São 20, as velas que aqui sopramos, daquela que é, desde o primeiro momento, a minha eternal flame. Real Life está de parabéns este ano. Joan As Police Woman, essa, está sempre.
A memória pode falhar-nos em datas, confundindo-nos até ao quase esquecimento, assim como em outros factos, mas enganar-se com as coisas do coração, será bem mais difícil acontecer. Assumindo de barato esse eventual erro cronológico, talvez estivéssemos em abril do ano de 2005, no Coliseu de Lisboa. O concerto era o de Rufus Wainwright e o canadiano havia lançado Want Two. Sala bem composta, quando sobe ao palco uma mulher platinada no cabelo, sozinha, apenas ela e um conjunto de canções. Foi amor à primeira vista, amor à primeira audição. Joan Wasser apresentara-se como Joan As Police Woman e a primeira detenção que fez foi a minha. Irremediavelmente.

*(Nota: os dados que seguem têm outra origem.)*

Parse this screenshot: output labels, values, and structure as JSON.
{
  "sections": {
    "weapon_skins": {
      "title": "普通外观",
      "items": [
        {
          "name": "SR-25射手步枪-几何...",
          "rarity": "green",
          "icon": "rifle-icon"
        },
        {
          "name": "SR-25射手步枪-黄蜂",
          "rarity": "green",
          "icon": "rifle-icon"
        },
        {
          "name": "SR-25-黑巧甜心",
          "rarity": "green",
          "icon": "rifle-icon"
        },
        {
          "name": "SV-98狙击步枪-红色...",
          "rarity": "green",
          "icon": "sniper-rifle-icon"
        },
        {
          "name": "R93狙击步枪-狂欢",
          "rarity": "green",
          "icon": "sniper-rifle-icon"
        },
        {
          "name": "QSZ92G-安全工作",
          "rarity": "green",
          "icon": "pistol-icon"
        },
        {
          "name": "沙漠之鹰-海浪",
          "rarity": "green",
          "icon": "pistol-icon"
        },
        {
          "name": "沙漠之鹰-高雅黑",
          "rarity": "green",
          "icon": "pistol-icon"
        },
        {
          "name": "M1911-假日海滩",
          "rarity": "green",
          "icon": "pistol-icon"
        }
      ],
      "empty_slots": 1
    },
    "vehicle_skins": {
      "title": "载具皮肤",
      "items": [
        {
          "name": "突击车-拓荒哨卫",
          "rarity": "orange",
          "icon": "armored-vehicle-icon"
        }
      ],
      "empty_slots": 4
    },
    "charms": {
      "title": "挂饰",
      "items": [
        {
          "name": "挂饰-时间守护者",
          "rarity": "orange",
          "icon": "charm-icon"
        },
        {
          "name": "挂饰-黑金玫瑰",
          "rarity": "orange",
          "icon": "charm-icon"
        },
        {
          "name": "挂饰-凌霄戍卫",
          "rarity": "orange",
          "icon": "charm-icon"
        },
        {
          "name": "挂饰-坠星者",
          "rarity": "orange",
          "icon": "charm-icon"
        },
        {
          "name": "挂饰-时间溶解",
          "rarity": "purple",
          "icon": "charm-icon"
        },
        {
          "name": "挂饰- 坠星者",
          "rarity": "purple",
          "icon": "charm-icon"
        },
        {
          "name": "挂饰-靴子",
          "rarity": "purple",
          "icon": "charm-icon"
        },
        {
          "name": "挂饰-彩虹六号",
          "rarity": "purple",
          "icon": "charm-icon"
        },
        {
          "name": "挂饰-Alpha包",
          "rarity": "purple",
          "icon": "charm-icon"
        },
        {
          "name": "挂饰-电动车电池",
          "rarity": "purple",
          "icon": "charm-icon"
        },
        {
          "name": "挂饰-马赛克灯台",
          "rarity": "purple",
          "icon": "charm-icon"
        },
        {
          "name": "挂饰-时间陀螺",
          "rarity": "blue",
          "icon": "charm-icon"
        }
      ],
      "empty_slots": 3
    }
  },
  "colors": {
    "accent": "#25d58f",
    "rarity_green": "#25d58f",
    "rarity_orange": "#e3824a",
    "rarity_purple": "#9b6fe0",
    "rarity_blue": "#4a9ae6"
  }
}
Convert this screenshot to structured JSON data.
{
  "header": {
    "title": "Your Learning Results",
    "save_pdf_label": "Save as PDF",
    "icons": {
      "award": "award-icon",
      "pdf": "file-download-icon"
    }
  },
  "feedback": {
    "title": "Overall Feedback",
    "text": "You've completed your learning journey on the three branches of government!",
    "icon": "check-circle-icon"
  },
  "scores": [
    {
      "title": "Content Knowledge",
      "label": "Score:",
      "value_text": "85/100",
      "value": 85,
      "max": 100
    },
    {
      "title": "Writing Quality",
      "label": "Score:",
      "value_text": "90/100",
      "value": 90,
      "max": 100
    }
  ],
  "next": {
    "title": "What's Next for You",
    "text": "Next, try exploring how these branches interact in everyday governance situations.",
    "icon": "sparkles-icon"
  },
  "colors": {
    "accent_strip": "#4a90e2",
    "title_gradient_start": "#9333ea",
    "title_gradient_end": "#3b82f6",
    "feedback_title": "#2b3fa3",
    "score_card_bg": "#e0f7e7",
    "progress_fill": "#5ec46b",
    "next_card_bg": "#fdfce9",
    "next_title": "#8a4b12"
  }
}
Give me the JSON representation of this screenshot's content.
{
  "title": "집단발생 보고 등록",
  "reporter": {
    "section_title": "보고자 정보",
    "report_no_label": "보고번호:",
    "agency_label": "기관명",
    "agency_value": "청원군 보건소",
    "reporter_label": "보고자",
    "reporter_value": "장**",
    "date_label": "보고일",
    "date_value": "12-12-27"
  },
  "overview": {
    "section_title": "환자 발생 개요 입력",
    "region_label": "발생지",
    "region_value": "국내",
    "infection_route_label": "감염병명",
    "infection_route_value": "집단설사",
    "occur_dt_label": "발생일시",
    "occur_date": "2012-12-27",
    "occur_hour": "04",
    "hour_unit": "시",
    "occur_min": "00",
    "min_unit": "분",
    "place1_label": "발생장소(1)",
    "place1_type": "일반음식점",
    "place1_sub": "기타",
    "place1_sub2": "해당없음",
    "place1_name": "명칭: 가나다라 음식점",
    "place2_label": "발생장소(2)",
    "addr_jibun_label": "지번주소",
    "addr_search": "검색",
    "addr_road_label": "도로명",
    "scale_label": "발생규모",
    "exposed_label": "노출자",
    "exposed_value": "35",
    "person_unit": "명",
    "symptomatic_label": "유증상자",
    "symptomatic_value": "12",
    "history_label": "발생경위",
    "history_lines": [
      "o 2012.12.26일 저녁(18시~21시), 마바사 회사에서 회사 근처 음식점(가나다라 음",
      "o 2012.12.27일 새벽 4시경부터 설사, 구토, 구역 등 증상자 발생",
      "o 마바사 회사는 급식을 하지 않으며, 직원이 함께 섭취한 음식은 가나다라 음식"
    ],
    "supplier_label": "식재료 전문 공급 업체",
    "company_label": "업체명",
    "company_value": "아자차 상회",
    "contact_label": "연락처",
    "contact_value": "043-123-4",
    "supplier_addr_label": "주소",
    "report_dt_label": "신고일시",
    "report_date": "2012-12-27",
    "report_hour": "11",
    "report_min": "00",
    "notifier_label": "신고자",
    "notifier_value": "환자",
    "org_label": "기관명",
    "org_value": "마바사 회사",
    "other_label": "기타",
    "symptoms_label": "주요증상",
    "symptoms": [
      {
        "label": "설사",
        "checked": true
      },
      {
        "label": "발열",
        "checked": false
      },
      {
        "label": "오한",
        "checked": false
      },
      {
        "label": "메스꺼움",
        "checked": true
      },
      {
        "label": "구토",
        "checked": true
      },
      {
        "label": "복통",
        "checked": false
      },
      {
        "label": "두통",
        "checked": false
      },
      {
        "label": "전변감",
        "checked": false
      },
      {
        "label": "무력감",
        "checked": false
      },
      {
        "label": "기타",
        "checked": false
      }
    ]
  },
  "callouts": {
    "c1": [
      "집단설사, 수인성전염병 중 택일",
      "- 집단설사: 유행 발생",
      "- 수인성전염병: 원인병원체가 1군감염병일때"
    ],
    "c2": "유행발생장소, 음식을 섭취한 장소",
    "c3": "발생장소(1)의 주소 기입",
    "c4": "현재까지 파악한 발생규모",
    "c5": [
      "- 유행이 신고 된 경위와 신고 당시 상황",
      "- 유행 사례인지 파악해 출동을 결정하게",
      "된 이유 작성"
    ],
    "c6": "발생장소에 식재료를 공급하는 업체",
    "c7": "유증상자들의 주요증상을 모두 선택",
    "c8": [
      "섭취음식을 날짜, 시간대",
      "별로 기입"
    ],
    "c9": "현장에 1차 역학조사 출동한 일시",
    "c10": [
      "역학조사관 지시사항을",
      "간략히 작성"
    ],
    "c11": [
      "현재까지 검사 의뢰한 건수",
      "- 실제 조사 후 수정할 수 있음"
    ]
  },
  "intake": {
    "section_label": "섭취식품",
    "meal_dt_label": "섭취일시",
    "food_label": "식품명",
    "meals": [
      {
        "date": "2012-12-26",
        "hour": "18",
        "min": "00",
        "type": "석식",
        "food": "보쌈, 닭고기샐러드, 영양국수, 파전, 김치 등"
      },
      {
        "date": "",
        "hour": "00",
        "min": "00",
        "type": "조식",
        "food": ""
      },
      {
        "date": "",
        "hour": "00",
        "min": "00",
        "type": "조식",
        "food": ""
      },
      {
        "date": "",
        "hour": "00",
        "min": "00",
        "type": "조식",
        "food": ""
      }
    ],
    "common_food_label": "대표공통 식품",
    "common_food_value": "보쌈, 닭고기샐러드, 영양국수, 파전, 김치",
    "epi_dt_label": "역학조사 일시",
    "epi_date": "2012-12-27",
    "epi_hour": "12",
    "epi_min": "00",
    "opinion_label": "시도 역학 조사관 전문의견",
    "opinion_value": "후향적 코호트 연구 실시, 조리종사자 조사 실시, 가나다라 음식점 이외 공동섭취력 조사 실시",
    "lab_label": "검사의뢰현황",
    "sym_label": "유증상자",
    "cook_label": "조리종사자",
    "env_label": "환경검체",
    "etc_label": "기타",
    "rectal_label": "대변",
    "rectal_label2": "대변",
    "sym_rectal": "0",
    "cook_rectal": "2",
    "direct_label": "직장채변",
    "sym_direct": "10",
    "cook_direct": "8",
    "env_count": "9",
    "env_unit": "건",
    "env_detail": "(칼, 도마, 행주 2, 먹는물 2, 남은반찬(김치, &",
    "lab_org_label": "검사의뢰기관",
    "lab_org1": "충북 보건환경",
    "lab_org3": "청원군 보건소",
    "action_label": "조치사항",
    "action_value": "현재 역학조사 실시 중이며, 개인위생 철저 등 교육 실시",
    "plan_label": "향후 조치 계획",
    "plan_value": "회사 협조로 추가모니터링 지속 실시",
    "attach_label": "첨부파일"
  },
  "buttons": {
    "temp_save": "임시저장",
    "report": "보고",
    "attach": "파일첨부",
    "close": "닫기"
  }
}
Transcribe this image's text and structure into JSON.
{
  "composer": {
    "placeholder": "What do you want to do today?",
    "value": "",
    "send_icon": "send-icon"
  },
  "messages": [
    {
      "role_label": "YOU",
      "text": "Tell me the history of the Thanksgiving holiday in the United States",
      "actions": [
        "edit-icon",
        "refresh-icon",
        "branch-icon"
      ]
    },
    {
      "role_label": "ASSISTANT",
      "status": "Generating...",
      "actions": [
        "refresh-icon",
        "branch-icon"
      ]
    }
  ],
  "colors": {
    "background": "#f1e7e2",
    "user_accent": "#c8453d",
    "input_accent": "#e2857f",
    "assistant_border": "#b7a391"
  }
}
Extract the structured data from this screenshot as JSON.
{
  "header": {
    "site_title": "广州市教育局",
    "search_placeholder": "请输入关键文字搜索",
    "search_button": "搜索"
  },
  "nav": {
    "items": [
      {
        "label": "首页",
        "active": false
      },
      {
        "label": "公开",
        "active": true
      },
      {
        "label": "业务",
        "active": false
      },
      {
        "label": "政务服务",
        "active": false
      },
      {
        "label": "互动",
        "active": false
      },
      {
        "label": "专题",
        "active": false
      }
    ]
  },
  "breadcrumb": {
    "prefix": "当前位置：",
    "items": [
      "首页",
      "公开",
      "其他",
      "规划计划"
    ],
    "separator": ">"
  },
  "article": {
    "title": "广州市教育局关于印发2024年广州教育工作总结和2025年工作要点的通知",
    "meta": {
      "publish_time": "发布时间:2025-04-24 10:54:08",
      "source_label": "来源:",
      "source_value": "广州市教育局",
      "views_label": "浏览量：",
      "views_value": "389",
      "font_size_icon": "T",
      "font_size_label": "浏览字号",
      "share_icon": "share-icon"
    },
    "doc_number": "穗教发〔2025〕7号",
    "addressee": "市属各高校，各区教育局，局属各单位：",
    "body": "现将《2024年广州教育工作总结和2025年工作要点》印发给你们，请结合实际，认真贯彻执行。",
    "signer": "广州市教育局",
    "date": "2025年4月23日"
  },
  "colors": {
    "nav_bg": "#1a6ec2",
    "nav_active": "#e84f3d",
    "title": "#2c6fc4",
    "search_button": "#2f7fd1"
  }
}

Assim sendo, resta esclarecer o propósito deste texto. O primeiro álbum que Joan As Police Woman libertou em nome próprio faz agora vinte anos, o que parece uma barbaridade. É de novo a memória que nos baralha. Como é que tão pouco tempo pode traduzir-se em duas décadas? A verdade é que pode, mas como dizia há pouco, o coração não engana, mesmo quando a vida passa de forma veloz e nos turva as ideias. No entanto, esses primeiros momentos, o do Coliseu dos Recreios e o de ter Real Life nas mãos quando foi comercializado (primeiro em cd, bem mais tarde em vinil, ambos devidamente autografados com um Carlos! Thank You!!!) permanecem intactos no coração.
Real Life é um álbum perfeito, que se ouve ainda hoje com o agrado da surpresa do primeiro dia. Não há uma falha, uma canção menor, algum tema que nos dê vontade de carregar no botão do comando para que a faixa seguinte se faça ouvir antes de tempo. Pelo contrário, o que devia era haver um em que se carregasse para que o tempo não passasse e estivéssemos com Real Life a vida inteira. Essa unreal life seria, por assim dizer, ainda mais perfeita do que o disco que agora celebramos.
Neste preciso momento, enquanto redijo esta precisa linha de texto, é “Save Me” que toca, no seu sincopado ritmo. Joan canta “I don’t wanna live for tomorrow”, enquanto tantos outros versos e canções foram já ficando para trás, como a inicial, mágica e hipnótica “Real Life”, quase insuperável no bom gosto e nas palavras, como estas, que me levam sempre a um exquisit delírio de pele e alma: “It’s true what they say about me / That I’m out of my mind, but I think that you like it / So take the chance, be reckless with me”. Foi, na verdade, sempre isso que fiz com Joan As Police Woman, atirando-me aos seus braços sempre que posso, em todos os discos que fez, em todas as atuações a que assisti, sempre que nos encontrámos depois de terem acontecido, até em trocas de mensagens telefónicas via Instagram. Da última vez, depois de boa conversa após o concerto na Fundação Oriente, ainda me convidou (tão simpática!) para jantarmos todos, ela, produção, alguns amigos e eu, que declinei por razões que a memória (a tal!) fará por esquecer, para que eu não me torture até ao fim dos dias.
Mas voltemos às canções, apenas a mais um par delas para que não me torne exaustivo, uma vez que o que devemos é ouvi-las todas, isso sim, e em repeat. “Eternal Flame”, por exemplo, é para rodar até ao fim do mundo, com aquele jeito dela (tão querido, tão querida!) de dizer as coisas que diz, como se as dissesse apenas para mim (ai, meu Deus!): “Yes, yes, I wanna have you now”, até eu corar por inteiro. Lembro ainda “The Ride”, quando Joan canta “As long as you follow me / This is what I do, like I do / I’ve been on the ride before / It never tops at all”, metendo-se de novo comigo (e com mais ninguém, percebem?), à espera de uma resposta que valha a pena, e que tem valido sempre, mesmo que Joan não se dê conta dela, que já há muito a dei. Uma última referência, que o texto vai longo e vocês precisam de terminar de lê-lo para irem ouvir Real Life – o tema “I Defy”, perfeito para ambas as vozes, a de Joan e a de Antony (and the Johnsons, atual Anohni), não esquecendo aquele breve piano solo que me mata e me dá vida ao mesmo tempo.
Por fim, fecho estas palavras de forma circular, lembrando a urgência em ouvir e estimar muito Real Life, que aos vinte anos de idade já ganhou a vida eterna. O disco, as suas canções, a voz que as compôs e que as canta de forma soberba e apaixonada. E por falar nesse exaltado sentimento que tantas vezes nos domina, confesso-me rendido desde o nosso primeiro encontro. Ela saberá disso, talvez… Da próxima vez, ganharei coragem. Até já, Joan. Não te atrases, please.